Edilizia

21 Dicembre 2021

OBBLIGO UTILIZZO FONTI RINNOVABILI IN EDIFICI NUOVI O RISTRUTTURATI: NUOVA DISCIPLINA

L’art. 26 del D. Leg.vo 08/11/2021, n. 199, in combinato disposto con l’Allegato III, abroga e sostituisce l’art. 11 del D. Leg.vo 03/03/2011, n. 28 e il relativo Allegato III, a partire dal 13/06/2022.

Obbligo di utilizzo di fonti rinnovabili
In particolare, l’art. 26 del D. Leg.vo 199/2021, prevede che i progetti di edifici di nuova costruzione ed i progetti di ristrutturazioni rilevanti degli edifici esistenti, per i quali la richiesta del titolo edilizio è presentata dal 13/06/2022, prevedono l’utilizzo di fonti rinnovabili per la copertura dei consumi di calore, di elettricità e per il raffrescamento secondo i principi minimi di integrazione di cui all’Allegato III al D. Leg.vo 199/2021 medesimo.
Gli edifici devono essere progettati e realizzati in modo da garantire, tramite il ricorso ad impianti alimentati da fonti rinnovabili, il contemporaneo rispetto della copertura del 60% dei consumi previsti per la produzione di acqua calda sanitaria e del 60% della somma dei consumi previsti per la produzione di acqua calda sanitaria, la climatizzazione invernale e la climatizzazione estiva.

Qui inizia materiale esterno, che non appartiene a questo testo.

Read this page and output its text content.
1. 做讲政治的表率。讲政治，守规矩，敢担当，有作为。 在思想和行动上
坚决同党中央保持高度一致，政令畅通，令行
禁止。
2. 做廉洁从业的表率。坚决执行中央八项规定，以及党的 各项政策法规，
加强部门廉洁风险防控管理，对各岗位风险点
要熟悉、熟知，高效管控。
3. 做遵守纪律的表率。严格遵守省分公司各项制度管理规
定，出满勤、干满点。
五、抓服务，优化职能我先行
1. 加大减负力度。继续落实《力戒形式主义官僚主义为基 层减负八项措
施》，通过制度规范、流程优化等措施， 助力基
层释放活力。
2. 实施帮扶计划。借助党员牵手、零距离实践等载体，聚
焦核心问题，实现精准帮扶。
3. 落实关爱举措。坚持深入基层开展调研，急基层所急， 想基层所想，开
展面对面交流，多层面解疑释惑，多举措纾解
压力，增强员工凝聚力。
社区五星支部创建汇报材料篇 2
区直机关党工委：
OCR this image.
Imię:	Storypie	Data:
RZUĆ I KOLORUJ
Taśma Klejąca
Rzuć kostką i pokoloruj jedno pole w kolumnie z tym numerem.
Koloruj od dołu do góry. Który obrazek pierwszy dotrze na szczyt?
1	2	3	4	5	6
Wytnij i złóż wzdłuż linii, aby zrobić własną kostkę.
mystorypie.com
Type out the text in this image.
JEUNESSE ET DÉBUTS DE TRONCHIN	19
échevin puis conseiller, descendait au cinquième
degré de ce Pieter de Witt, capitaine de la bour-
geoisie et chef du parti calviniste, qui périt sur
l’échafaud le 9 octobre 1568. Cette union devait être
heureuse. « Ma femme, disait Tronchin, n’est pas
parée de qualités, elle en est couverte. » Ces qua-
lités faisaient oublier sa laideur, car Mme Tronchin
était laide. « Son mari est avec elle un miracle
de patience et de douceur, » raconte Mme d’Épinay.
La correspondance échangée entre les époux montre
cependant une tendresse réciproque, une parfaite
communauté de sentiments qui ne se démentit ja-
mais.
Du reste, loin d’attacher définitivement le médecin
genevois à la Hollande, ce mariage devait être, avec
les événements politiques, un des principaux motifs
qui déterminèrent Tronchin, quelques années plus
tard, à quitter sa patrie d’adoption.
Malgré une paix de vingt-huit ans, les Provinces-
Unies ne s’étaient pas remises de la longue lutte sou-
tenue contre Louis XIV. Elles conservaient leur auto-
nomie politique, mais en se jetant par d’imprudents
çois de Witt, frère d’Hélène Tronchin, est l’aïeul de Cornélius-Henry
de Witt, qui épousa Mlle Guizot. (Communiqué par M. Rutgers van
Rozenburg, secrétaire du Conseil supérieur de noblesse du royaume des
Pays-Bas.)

L’Allegato III al D. Leg.vo 08/11/2021, n. 199 specifica gli obblighi di utilizzo di impianti a fonti rinnovabili, la formula con la quale calcolare la potenza elettrica di tali impianti misurata in kW, le caratteristiche e specifiche tecniche degli impianti, i casi di impossibilità tecnica di ottemperare all’obbligo e le modalità di verifica.

L’inosservanza del suddetto obbligo di utilizzo di fonti rinnovabili comporta il diniego del rilascio del titolo edilizio.

Relazione tecnica di progetto
Il progettista inserisce i calcoli e le verifiche previste dall’Allegato III al D. Leg.vo 199/2021 nella relazione tecnica di progetto di cui all’articolo 8, comma 1, del D. Leg.vo 19/08/2005, n. 192.
Una copia della relazione è trasmessa al GSE ai fini del monitoraggio del conseguimento degli obiettivi in materia di fonti rinnovabili di energia e al fine di alimentare il Portale per l’efficienza energetica degli edifici di cui all’articolo 4-quater del D. Leg.vo 192/2005.

Incentivi statali
Gli impianti alimentati da fonti rinnovabili realizzati ai fini dell’assolvimento del suddetto obbligo, a eccezione di quelli realizzati a servizio di edifici di nuova costruzione, accedono agli incentivi statali previsti per la promozione delle fonti rinnovabili, ivi inclusi fondi di garanzia e fondi di rotazione per l’erogazione di prestiti a tasso agevolato.

Incompatibilità o impossibilità di adempiere 
L’impossibilità tecnica di ottemperare, in tutto o in parte, agli obblighi di integrazione (o l’incompatibilità con i vincoli di tutela previsti dalla parte II e dalle lett. b) e c) dell’art. 136, comma 1, del D. Leg.vo 22/01/2004, n. 42) è evidenziata dal progettista nella relazione tecnica di progetto e dettagliata esaminando la non fattibilità di tutte le diverse opzioni tecnologiche disponibili.
In tali casi il valore di energia primaria non rinnovabile dell’edificio è ridotto secondo quanto previsto dal par. 4 dell’Allegato III al D. Leg.vo 199/2021.

Inapplicabilità dell’obbligo
L’obbligo di utilizzo di fonti rinnovabili non si applica:
– agli edifici destinati a soddisfare esigenze meramente temporanee, e comunque da rimuovere entro il termine di 24 mesi dalla data della fine lavori di costruzione (l’indicazione di temporaneità dell’edificio e i termini per la rimozione devono essere espressamente contenuti nel titolo abilitativo);
– agli edifici pubblici posti nella disponibilità di corpi armati, nel caso in cui l’adempimento degli stessi risulti incompatibile con la loro natura e con la loro destinazione ovvero qualora vengano in rilievo materiali utilizzati unicamente a fini militari.